AMI - Amazon Machine Images


Can share AMI with specific AWS accounts w/o making the AMI public.
Can only be shared within a region
AMIs are regional resource. Therefore, sharing an AMI makes it available in that region

To make available in a different region, copy the AMI to the region and then share it.


EC2 Volumes

EBS - Elastic Block Storage

By Default, root volume is deleted when the instance terminates
Data on other EBS volumes persists after instance terminates by default
If EC2 with default parameters, DeleteOnTermination will be true

Instance Stores

Data persists only during the life of the instance/ data lost when instance terminated

EBS Encryption

Uses SSE-KMS encryption with Customer Master Keys(CMKs)
CMK created automatically, but you can create your own

EC2 API


RegisterImage - Final step when creating an AMI
DescribeImages - Describe one or more images(AMIs) that are available to you

VPC - Virtual Private Cloud


General Info


EC2 will need EIP or public IP assigned to it in order to connect to the Internet and send data in or out
VPC does not charge, no hourly rate

Route Table


contains set of rules called routes that are used to determine where network traffic is directed
Each subnet MUST be associated with a route table.
A subnet can only be associated with on route table
A route table could have multiple subnets

VPN - Virtual Private Network


Connect your VPC to remote networks by using VPN connection

SQS - Simple Queue Service


General Information

SQS - fast, reliable, scalable, fully managed message queing service.

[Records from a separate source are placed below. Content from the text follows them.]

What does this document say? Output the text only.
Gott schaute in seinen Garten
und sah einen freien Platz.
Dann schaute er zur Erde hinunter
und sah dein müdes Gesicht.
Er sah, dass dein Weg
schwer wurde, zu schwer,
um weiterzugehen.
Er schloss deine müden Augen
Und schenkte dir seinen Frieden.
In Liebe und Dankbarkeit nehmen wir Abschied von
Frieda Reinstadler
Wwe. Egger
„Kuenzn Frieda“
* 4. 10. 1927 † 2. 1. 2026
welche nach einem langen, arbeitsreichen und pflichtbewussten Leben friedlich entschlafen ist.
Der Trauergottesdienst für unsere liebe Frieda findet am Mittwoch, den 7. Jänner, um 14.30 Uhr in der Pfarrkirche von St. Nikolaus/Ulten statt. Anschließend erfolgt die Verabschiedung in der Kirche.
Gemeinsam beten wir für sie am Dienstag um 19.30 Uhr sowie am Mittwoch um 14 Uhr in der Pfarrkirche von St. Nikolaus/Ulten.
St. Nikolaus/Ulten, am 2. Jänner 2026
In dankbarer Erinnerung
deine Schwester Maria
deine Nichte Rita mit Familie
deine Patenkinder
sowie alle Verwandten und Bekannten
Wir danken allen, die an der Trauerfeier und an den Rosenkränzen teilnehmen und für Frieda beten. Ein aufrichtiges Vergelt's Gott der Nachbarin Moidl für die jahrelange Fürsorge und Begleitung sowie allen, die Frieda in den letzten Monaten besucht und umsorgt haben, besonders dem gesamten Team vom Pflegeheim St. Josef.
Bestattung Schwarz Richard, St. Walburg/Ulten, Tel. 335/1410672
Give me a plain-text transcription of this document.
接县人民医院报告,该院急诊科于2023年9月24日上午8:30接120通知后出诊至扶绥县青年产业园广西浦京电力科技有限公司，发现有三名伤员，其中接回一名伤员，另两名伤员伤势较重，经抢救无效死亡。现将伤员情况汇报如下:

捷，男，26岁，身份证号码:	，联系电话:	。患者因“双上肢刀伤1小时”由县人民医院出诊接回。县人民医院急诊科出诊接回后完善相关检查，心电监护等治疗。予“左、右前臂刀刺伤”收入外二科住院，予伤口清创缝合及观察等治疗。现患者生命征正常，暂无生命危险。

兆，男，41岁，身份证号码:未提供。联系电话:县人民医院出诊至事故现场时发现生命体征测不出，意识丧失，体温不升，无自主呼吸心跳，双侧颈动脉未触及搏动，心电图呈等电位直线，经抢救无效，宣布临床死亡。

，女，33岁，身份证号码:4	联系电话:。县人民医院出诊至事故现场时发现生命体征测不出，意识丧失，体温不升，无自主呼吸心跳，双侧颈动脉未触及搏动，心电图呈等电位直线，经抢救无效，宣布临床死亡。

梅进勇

makes simple & cost-effective to decouple the components of a cloud application
You can use SQS to transmit any volume of data, without losing messages or requiring other services to be always available

fanout - common design pattern where message published to an SNS topic is distributed to a number of SQS queues in parallel

can build applications that take advantage parallel, asynchronous processing
SQS messages can be delivered to applications that require immediate notification of an event and messages are also persistent in an Amazon SQS queue for other apps to process later in time
message attribute Name, type, value, and message body should not be empty or null
if pricing has 2 tiers(customer & guests), use SQS to process application by high priority queue first for the customer

Caching Strategies

Lazy Loading - loads data into the cache only when requested

Advantages

Only requested data is cached
Node failures are not fatal


Disadvantages

cache miss penalty
stale data
Write-Through - adds data or updates data in the cache whenever data is written to the database


Advantages

Data is never stale
2 trips(write to cache, write to db)


Disadvantage

Missing Data
Waste of resources since some are never read


Storage Numbers

Max SQS Message size - 256KB

Use SetQueueAttributes to set MaximumMessageSize attribute
To send messages larger than 256KB, use Amazon SQS Extended Client Library for Java

MAX SQS queues created - no limit
MAX SQS quesues in free tier - 1 million
MAX SQS maximum visibility timeout - 12 hours
SQS PCI DSS certified - yes it is
anonymous access - Yes it is allowed
Queue Types

Standard Queues(default) -best-effort ordering; message delivered at least once

loose FIFO capability
receiving message in exact order is not guaranteed

FIFO Queues(First in first out) - ordering strictly preserved, message delivered once, no duplicates
Retrieving Messages

Short Polling - returns immediately, even if the message queue being polled is empty
Long Polling - doesn't return response until a message arrives in the message queue, or the long poll times out


makes it inexpensive to retrieve messages from your SQS


use to reduce costs, because it reduces empty receives


To enable: set value of ReceiveMessageWaitTimeSeconds to greater than 0 and less than or equal to 20 seconds


Cost Effective - use Long Polling and SQS API in Batches


SNS - Simple Notification Service


General Information


What your expected to see in SNS message body:

Type
TopicArn
Subject
Signature
MessageId
Message
Timestampe
Signature Version
SigningCertURL
UnsubscribeURL


Process of SNS to mobile


submit notification credentials to SNS
receive Registration ID for each mobile device
pass device token to SNS
SNS creates a mobile subscription endpoint for each device

Amazon CloudWatch


General Information


Real time application and system monitoring
track metrics, collect & monitor log files, set alarms
High-resolution metric - you can set alarm and specify a high-resolution alarm with a period of 10 seconds or 30 seconds
if error data is being received intermittently, then collect and aggregate the results at regular intervals then the data to CloudWatch
Set CloudWatch agent on an instance then configure it to send logs for the web server to a central location in cloudWatch

CI / CD


CodeCommit

Cross-Account Role

You can configure access to AWS CodeCommit repositories for IAM users and groups in another AWS account.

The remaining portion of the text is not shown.